Hopefully I'll get some time to start working on this again!

mghijs commented 8 years ago

Thank you for this swift and exhaustive reply @bollwyvl , looking forward to the functionalities on nbpresent! In the meantime I posted thhe issue to the nbconvert repo as you can see above, its rightful place I guess (sorry for the mispost here).

bollwyvl commented 8 years ago

Ah, hadn't seen that one! But again, recall that slides made with nbpresent won't work with the default slideshow cell tool bar metadata. The converse is not entirely true, as looking at a notebook with the slideshow data can be imported (roughly) into nbpresent slides.

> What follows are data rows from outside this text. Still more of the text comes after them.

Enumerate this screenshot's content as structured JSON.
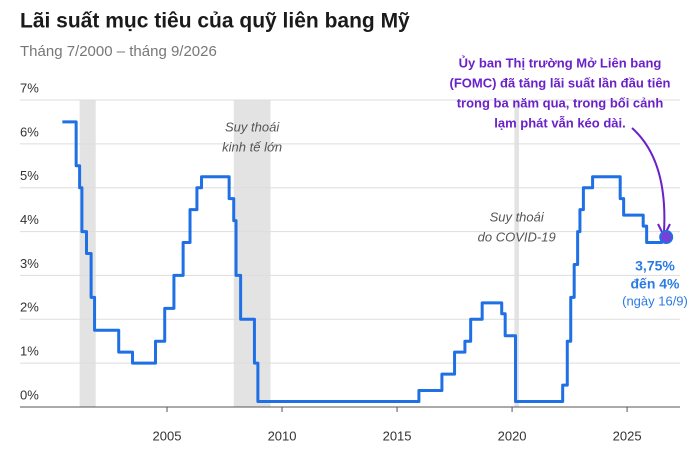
{
  "chart_data": {
    "type": "line",
    "title": "Lãi suất mục tiêu của quỹ liên bang Mỹ",
    "subtitle": "Tháng 7/2000 – tháng 9/2026",
    "x": [
      2000.45,
      2001.05,
      2001.05,
      2001.2,
      2001.2,
      2001.3,
      2001.3,
      2001.5,
      2001.5,
      2001.7,
      2001.7,
      2001.85,
      2001.85,
      2002.9,
      2002.9,
      2003.5,
      2003.5,
      2004.5,
      2004.5,
      2004.9,
      2004.9,
      2005.3,
      2005.3,
      2005.7,
      2005.7,
      2006.0,
      2006.0,
      2006.3,
      2006.3,
      2006.5,
      2006.5,
      2007.7,
      2007.7,
      2007.9,
      2007.9,
      2008.0,
      2008.0,
      2008.2,
      2008.2,
      2008.8,
      2008.8,
      2008.95,
      2008.95,
      2015.95,
      2015.95,
      2016.95,
      2016.95,
      2017.5,
      2017.5,
      2017.95,
      2017.95,
      2018.2,
      2018.2,
      2018.7,
      2018.7,
      2019.55,
      2019.55,
      2019.7,
      2019.7,
      2020.15,
      2020.15,
      2022.2,
      2022.2,
      2022.4,
      2022.4,
      2022.55,
      2022.55,
      2022.7,
      2022.7,
      2022.85,
      2022.85,
      2022.95,
      2022.95,
      2023.1,
      2023.1,
      2023.5,
      2023.5,
      2024.7,
      2024.7,
      2024.85,
      2024.85,
      2025.7,
      2025.7,
      2025.85,
      2025.85,
      2026.5,
      2026.5,
      2026.7
    ],
    "series": [
      {
        "color": "#1f6fe5",
        "values": [
          6.5,
          6.5,
          5.5,
          5.5,
          5.0,
          5.0,
          4.0,
          4.0,
          3.5,
          3.5,
          2.5,
          2.5,
          1.75,
          1.75,
          1.25,
          1.25,
          1.0,
          1.0,
          1.5,
          1.5,
          2.25,
          2.25,
          3.0,
          3.0,
          3.75,
          3.75,
          4.5,
          4.5,
          5.0,
          5.0,
          5.25,
          5.25,
          4.75,
          4.75,
          4.25,
          4.25,
          3.0,
          3.0,
          2.0,
          2.0,
          1.0,
          1.0,
          0.125,
          0.125,
          0.375,
          0.375,
          0.75,
          0.75,
          1.25,
          1.25,
          1.5,
          1.5,
          2.0,
          2.0,
          2.375,
          2.375,
          2.125,
          2.125,
          1.625,
          1.625,
          0.125,
          0.125,
          0.5,
          0.5,
          1.5,
          1.5,
          2.5,
          2.5,
          3.25,
          3.25,
          4.0,
          4.0,
          4.5,
          4.5,
          5.0,
          5.0,
          5.25,
          5.25,
          4.75,
          4.75,
          4.375,
          4.375,
          4.125,
          4.125,
          3.75,
          3.75,
          3.875,
          3.875
        ]
      }
    ],
    "xlim": [
      2000,
      2027.3
    ],
    "xticks": [
      2005,
      2010,
      2015,
      2020,
      2025
    ],
    "ylim": [
      0,
      7
    ],
    "yticks": [
      {
        "value": 0,
        "label": "0%"
      },
      {
        "value": 1,
        "label": "1%"
      },
      {
        "value": 2,
        "label": "2%"
      },
      {
        "value": 3,
        "label": "3%"
      },
      {
        "value": 4,
        "label": "4%"
      },
      {
        "value": 5,
        "label": "5%"
      },
      {
        "value": 6,
        "label": "6%"
      },
      {
        "value": 7,
        "label": "7%"
      }
    ],
    "grid": true,
    "recessions": [
      {
        "start": 2001.2,
        "end": 2001.9
      },
      {
        "start": 2007.9,
        "end": 2009.5,
        "label": [
          "Suy thoái",
          "kinh tế lớn"
        ]
      },
      {
        "start": 2020.1,
        "end": 2020.3,
        "label": [
          "Suy thoái",
          "do COVID-19"
        ]
      }
    ],
    "annotation": [
      "Ủy ban Thị trường Mở Liên bang",
      "(FOMC) đã tăng lãi suất lần đầu tiên",
      "trong ba năm qua, trong bối cảnh",
      "lạm phát vẫn kéo dài."
    ],
    "last_value_label": [
      "3,75%",
      "đến 4%"
    ],
    "last_date_label": "(ngày 16/9)"
  }
}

Indeed, the asset resolution is one of the things I have been trying to fight in nbpresent, for exactly cases like the OP over there: at the price of embedding 400k of JS and CSS, the resulting HTML ends up being much more durable. reveal.js can't be embedded that way, which is why I set off to build my own presentation engine for notebook content that doesn't require as extensive of knowledge of HTML/CSS/JavaScript to get advanced features. Thanks again!